We found an increased rate of minor bleeding in the LMW heparin group in comparison with heparin notwithstanding they were not severe hemorrhages; this finding only became apparent after several dialyses.
Guillet et al. show that there is an increased risk of bleeding up to 10 hours after administration of enoxaparin (8). Saltissi et al. also report that the early use of enoxaparin can increase minor bleeding in patients who undergo hemodialysis (9).
In our study, after reducing the dose of enoxaparin, minor bleeding decreased significantly in comparison with heparin. Hence we found that a dose of 0.25 mg/kg to be an optimum dose that does not cause clot formation and reduces the frequency of minor bleeding.
Our findings show that the time of vascular compression was not significantly different in heparin and enoxaparin.
Lim et al. show that the time required for arterio-venous fistula compression is not significantly affected by LMW heparin in comparison to heparin (4).

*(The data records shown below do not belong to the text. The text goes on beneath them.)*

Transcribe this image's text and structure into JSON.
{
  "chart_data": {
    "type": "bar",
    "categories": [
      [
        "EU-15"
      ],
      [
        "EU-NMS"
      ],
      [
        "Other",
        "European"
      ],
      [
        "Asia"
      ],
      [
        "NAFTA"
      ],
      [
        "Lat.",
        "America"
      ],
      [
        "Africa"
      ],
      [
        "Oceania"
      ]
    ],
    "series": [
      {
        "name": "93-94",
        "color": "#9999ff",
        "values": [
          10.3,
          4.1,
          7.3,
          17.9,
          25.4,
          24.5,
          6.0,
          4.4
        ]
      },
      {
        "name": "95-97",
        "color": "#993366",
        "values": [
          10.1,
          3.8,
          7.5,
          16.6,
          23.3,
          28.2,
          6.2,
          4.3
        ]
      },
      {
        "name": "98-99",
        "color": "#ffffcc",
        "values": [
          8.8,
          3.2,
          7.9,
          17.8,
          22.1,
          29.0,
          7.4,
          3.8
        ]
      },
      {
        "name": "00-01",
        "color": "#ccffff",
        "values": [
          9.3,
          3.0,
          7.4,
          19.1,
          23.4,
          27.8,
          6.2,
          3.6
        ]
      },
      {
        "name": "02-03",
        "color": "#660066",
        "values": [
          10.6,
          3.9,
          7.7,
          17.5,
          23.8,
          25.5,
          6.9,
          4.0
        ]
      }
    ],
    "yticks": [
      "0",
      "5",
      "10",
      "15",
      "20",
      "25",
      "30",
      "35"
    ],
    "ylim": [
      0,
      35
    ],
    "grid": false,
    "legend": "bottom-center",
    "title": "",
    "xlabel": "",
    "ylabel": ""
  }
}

In the current study, there were no significant differences in serum total cholesterol, LDL, HDL and TG after using either heparin or enoxaparin. It seems that because heparin releases lipoprotein lipase from its active site at the capillary endothelial surface (10), it could reduce serum cholesterol, however studies have not yet confirmed this (9-11).
4.1. Conclusion
This study suggests that a single-dose of enoxaparin is an effective and convenient alternative to standard heparin. The recommended dose of this study is 0.25 mg/kg in Iranian patients.